Landskab med træer
Landscape with trees
Graphite, coal, partly washed in green on Van Gelder Zonen laid paper, ca. 1900
750 x 674 mm
Private collection, Copenhagen
A superb drawing illustrating the charm of Scandinavian landscape, through the eye of Svend Hammershøi. In the 19th century, the state of Denmark was a small country which had seen the shorn of its territories with the loss of Holstein and Schwelsig duchies in 1864. Danish art thus shifted away from foreign influences to focus on national art and on its own landscapes. Few decades later, Svend Hammershøi – the artist of this sheet – followed that tradition and added a sense of timelessness to these two enigmatic and powerful trees.
From 1890 to 1897, he studied first at the Royal Danish Academy of Art and then at the Kunstnernes Frie Studieskoler, both in Copenhague. Svend is the young brother of Vilhelm Hammershøi, of nine years his junior. Today considered as one of the most famous Danish painter, Vilhelm gathered a small group of friends and family around him, including his friend Carl Holsøe, his brother-in-law Peter Ilsted and of course his brother Svend. The Hammershøi brothers were close, as we can see in some paintings by Vilhelm for which Svend served as model.

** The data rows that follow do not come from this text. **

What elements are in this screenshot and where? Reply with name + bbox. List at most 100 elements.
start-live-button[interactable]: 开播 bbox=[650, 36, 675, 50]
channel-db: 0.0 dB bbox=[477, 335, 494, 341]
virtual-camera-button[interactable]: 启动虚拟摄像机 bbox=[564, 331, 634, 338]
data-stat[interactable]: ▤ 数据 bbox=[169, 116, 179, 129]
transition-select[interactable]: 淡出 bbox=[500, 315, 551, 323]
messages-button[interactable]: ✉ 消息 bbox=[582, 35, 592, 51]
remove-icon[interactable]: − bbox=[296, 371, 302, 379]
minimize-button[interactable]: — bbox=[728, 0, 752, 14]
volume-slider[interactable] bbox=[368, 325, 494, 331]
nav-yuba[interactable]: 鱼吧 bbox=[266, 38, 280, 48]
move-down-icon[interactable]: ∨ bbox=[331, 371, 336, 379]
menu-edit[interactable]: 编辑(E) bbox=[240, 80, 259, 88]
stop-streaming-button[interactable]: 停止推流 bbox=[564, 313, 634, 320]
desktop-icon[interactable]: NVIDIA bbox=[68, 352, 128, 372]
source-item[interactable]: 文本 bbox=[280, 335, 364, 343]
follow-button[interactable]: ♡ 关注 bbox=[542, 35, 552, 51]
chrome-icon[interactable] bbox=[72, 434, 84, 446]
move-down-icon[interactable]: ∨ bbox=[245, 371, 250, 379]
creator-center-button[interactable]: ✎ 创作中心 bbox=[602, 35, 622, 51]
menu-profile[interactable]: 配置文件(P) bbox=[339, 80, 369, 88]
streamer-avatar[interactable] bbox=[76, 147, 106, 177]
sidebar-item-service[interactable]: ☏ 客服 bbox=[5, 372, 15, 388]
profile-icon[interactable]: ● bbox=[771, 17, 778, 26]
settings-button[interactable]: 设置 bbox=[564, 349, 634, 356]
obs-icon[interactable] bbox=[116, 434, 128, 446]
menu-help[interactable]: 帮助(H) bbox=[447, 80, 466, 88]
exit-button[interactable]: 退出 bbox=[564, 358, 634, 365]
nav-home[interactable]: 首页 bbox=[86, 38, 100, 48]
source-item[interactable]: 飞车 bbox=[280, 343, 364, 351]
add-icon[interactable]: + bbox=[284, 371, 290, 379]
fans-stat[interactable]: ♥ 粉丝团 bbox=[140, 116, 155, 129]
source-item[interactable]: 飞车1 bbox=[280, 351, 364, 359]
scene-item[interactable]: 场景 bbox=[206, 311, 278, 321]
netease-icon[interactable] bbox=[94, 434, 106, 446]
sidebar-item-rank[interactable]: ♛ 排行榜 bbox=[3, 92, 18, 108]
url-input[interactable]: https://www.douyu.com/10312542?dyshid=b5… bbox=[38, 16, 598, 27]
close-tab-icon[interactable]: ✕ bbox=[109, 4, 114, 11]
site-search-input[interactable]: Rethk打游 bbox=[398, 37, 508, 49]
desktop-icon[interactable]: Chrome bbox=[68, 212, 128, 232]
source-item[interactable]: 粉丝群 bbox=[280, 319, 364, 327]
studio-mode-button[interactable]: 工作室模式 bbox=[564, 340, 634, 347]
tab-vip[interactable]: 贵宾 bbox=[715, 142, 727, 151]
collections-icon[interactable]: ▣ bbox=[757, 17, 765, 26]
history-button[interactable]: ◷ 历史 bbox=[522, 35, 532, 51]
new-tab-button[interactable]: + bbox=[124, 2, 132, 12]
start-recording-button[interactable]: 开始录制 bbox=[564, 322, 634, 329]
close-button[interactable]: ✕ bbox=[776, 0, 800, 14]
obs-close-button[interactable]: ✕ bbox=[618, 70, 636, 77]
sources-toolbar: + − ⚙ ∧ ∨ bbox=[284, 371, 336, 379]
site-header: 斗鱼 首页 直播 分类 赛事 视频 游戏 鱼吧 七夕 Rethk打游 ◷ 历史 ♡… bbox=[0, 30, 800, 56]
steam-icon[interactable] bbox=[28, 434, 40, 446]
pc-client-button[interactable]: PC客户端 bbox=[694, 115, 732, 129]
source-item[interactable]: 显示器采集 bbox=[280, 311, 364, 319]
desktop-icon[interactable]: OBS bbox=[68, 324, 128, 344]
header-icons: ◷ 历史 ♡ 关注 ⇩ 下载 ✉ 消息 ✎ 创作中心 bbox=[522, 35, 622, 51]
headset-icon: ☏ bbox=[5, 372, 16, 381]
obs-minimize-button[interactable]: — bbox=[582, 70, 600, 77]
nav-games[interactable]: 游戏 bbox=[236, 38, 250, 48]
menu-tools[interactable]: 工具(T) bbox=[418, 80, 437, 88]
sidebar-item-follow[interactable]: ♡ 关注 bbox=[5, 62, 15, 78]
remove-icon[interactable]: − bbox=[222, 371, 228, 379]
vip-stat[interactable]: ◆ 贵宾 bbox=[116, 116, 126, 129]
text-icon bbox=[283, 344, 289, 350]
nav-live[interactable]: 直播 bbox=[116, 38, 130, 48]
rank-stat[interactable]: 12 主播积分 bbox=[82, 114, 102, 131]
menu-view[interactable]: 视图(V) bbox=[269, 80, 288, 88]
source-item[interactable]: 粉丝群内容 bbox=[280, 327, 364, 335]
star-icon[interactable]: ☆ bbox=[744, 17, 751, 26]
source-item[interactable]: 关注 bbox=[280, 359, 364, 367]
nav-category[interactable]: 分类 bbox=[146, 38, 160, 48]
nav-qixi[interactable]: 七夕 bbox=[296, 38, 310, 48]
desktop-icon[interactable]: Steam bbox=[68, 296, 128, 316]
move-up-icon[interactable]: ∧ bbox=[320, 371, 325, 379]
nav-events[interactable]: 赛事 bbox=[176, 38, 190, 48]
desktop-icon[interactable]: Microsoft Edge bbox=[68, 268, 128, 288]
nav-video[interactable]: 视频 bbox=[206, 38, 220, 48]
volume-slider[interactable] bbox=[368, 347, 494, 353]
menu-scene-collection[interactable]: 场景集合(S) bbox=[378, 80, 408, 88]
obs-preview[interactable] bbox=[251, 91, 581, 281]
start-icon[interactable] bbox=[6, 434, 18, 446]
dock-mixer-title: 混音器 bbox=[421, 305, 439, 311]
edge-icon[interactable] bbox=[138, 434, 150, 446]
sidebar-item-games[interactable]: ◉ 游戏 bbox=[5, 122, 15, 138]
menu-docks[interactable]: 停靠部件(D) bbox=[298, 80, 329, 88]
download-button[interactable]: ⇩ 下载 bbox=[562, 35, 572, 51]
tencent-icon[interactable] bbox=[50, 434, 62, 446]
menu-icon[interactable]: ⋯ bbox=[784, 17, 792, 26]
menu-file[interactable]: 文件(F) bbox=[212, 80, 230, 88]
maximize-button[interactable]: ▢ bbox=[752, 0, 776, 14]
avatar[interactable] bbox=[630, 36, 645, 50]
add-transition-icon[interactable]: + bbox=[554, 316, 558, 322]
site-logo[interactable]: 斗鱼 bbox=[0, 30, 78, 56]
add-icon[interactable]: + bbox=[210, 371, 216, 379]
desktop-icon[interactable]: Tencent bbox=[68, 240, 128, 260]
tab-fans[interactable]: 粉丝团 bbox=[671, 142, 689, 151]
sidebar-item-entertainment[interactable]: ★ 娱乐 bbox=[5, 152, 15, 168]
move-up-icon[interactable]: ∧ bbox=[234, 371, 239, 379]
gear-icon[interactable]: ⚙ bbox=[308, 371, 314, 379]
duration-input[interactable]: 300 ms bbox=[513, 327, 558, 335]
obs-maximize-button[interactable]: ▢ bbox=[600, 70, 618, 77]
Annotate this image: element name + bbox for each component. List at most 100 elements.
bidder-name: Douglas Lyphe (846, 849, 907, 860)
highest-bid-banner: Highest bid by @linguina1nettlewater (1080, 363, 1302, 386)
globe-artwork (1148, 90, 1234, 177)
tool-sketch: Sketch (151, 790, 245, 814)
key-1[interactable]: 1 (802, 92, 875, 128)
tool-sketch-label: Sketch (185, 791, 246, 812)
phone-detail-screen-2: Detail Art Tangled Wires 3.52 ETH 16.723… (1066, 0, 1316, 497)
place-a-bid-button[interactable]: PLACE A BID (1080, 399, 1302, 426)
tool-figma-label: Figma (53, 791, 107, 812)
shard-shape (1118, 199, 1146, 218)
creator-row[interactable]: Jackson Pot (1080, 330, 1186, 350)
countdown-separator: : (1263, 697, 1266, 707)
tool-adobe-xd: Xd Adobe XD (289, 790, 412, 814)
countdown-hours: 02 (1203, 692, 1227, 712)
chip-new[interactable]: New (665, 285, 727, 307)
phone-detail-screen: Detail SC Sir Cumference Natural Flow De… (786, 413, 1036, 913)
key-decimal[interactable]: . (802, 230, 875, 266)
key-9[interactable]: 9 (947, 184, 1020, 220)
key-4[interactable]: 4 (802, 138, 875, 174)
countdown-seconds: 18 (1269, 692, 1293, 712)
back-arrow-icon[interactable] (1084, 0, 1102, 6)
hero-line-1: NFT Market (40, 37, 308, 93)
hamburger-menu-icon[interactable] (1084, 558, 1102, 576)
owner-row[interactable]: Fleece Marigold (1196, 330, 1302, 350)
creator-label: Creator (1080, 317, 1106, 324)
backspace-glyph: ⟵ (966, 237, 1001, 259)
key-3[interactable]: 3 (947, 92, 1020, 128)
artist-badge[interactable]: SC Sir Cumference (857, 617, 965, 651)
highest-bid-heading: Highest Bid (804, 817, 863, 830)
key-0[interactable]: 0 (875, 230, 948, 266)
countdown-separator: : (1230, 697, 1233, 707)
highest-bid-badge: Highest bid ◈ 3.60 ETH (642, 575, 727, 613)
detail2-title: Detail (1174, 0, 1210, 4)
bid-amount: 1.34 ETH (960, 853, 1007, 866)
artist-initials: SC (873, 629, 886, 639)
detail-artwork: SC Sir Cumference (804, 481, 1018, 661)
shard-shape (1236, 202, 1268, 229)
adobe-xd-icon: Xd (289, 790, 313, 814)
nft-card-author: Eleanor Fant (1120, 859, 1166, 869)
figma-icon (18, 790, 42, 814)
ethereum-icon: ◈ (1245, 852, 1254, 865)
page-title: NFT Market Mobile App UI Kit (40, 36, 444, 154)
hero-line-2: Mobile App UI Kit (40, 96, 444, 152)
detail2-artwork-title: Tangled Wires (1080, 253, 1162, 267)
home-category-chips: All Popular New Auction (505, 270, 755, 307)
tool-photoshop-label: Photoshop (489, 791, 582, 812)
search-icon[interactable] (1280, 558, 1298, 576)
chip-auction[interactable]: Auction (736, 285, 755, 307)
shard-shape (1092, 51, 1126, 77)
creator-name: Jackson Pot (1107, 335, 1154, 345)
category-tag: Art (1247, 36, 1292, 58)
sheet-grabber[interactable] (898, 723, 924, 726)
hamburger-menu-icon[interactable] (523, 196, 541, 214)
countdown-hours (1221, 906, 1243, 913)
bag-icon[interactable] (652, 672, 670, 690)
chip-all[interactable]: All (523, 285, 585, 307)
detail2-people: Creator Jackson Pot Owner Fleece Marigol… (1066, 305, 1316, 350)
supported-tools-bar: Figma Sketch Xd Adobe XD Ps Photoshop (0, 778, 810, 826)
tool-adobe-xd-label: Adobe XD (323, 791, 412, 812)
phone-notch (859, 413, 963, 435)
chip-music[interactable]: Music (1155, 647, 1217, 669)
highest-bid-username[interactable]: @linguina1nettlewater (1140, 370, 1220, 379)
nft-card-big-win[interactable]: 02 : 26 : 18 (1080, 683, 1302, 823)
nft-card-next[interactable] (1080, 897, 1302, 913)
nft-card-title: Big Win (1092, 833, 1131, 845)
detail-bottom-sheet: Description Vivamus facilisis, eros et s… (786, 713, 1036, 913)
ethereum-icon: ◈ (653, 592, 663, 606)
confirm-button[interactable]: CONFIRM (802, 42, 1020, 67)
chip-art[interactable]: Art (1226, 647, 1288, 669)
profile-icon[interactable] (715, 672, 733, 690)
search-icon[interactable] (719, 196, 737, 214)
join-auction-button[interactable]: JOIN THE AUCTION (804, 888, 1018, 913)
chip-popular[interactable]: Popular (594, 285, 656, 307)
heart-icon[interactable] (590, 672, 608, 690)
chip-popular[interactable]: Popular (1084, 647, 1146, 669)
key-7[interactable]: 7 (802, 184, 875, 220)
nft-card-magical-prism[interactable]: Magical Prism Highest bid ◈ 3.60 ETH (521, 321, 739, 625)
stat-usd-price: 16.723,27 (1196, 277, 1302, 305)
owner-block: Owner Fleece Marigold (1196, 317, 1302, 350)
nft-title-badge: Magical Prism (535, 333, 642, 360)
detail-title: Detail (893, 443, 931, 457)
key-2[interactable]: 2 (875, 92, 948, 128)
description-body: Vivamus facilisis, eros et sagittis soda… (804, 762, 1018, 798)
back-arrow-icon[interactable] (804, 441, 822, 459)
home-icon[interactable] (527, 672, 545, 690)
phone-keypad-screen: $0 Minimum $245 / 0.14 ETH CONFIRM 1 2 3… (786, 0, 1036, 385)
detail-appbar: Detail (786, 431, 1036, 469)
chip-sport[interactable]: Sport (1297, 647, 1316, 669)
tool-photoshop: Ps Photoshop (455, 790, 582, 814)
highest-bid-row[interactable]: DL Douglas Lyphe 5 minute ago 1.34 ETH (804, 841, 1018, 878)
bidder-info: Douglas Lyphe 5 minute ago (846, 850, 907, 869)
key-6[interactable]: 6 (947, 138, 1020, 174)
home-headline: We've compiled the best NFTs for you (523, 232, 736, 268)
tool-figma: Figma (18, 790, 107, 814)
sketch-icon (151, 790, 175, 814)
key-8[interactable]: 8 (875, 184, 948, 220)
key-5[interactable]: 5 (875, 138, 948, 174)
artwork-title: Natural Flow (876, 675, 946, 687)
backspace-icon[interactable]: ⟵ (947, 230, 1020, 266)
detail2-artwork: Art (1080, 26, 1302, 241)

The Musée Jacquemart-André in Paris has recently studied for the first time the links between the two brothers and exhibited their works alongside. Svend had the same approach for intimate and silent subjects as his brother Vilhelm, even though Vilhelm preferred to paint interiors scenes as Svend Hammershøi had a fascination for Nature.
Vilhelm and Svend Hammershøi walked frequently together in forest and painted the same subjects, using different approach. The older brother would place the trees in vast and silent surroundings, whereas in Svend’s composition the trees fill out the whole composition, as we can see in the present drawing. Given the fact that Svend travelled often – in France, England and through the Danish countryside –, it is quite difficult to situate his landscapes, unless a building can be seen behind the trees – his landscapes were often accompanied by a castle, a ruin or even a cathedral. In the present drawing, what appears to be two little huts do not reveal much about these trees’ whereabouts. Be as it may, this virtuous sheet shows Svend’s affinity towards solitary trees to which he gives an undeniable poetic dimension.
 For example : Vilhelm Hammershøi, Interior with a young man reading (Svend Hammershøi), 1898, oil on canvas, 64.4 x 51.8 cm, Copenhague, Den Hirschsprungske Samling.
 Jean-Loup Champion, “Le paysage chez Vilhelm et Svend Hammershøi”, Hammershøi. Le maître de la peinture danoise, Paris, Musée Jacquemart-André, 2019, pp. 31-32.